DIESEL: I haven't seen a script.
WOULD YOU CONSIDER IT IF YOU SAW A GOOD SCRIPT?
DIESEL: It'd be unfair for me to say that I would rule something out without seeing the script.
WERE YOU SURPRISED THAT THE SECOND ONE DID AS WELL AS IT DID?
DIESEL: No. I think that the first one was good enough. [Laughs]
IS 'THE PACIFIER' THE ONE THAT WAS ORIGINALLY A JACKIE CHAN PROJECT?
DIESEL: No. 'The Pacifier' is a comedy with kids.
WHAT IS THE JACKIE CHAN PROJECT AND HOW DID THEY ADAPT IT FOR YOU?
DIESEL: They made my character, they had my character direct a stage performance of 'The Sound of Music.' Maybe that's because of my love of musicals. I don't know.
WILL WE EVER SEE YOU DO SOME STAGE?
DIESEL: See, I've told you that. I've told you that and you know this.
IS 'HANNIBAL' FINALLY HAPPENING?
DIESEL: Why are you saying is it finally happening? Have you heard me talk about that?
I KNOW EVERYTHING THAT YOU WANT TO DO.
DIESEL: Well there you go. That's proof of what I was saying before. I can tell you some production people that I'm working with if that means anything. Who knew that I was riding elephants? No! Okay, did you know that I was riding elephants? Did you know that David Franzoni wrote the script. David Franzoni penned an incredible script and you know what Franzoni has written, 'Gladiator' and 'Amistad.' Did you know that Silvane Dupree who is Ridley Scott's storyboard artist and storyboard 'Gladiator' has been working with me for the last month?
DO YOU HAVE A DIRECTOR?
DIESEL: [In Character Voice] You're about to get me in trouble. [Laughs] Did you know my intentions of doing it were to plan on doing a multi-lingual version of 'Hannibal The Conqueror?'
IN THE ORIGINAL ARAMAIC?
DIESEL: Not just in Aramaic. First of all, in ancient times, they're all speaking Greek. But Italian, obviously, for the Romans. And an ancient version of French for the Gaul. An old ancient Latin for Spain. An Carthaginian based language that I may use a Maltese language for. All that is in service of speaking to Hannibal. One of his greatest attributes was that he was able to amass a polly-got army of all these broken people to defy tyranny at the time.
DO YOU FEEL A RESPONSIBILITY TO YOUNG PEOPLE WHO LOOK UP TO YOU TO CHOSE ROLES CAUTIOUSLY?
DIESEL: I think that I have to chose quality pieces and I think that my responsibility is to dedicate myself wholeheartedly to these pictures which isn't hard because I'm a workaholic and I've got this tunnel vision.
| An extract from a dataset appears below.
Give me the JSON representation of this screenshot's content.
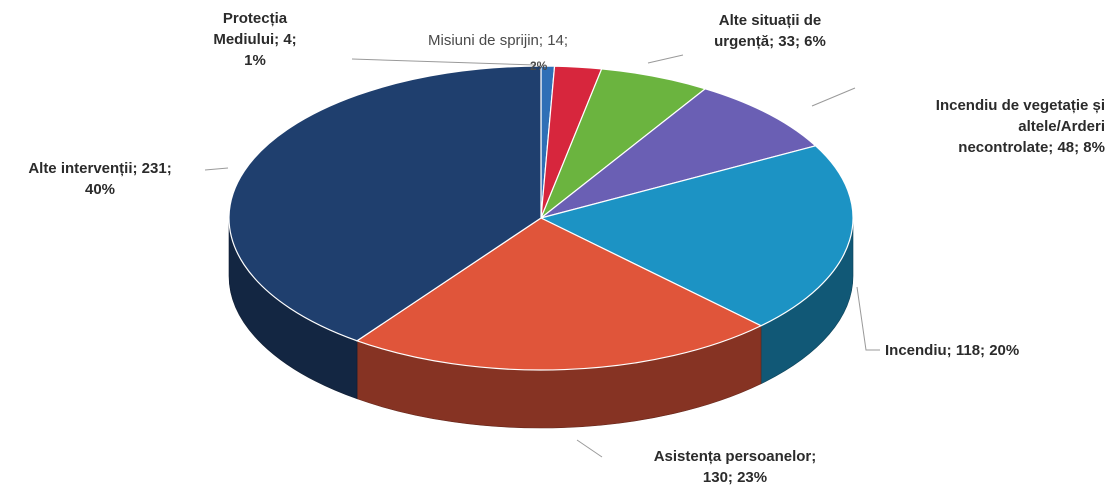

But also, for me, I like to work on a picture over a long period of time and exhaust the possibilities. It was five years for 'Chronicles.'
HOW DO YOU HAVE TIME FOR LIFE?
DIESEL: That's a good question.
ARE YOU AWARE OF THE BREAK-DANCING VIDEO OF YOU?
DIESEL: Oh yeah. I was a street performer.
WERE YOU AUDITIONING FOR SOMETHING?
DIESEL: No, no, no. I used to be a street performer in New York. I swear to you, when 'Flashdance' was out, I was doing that in the streets.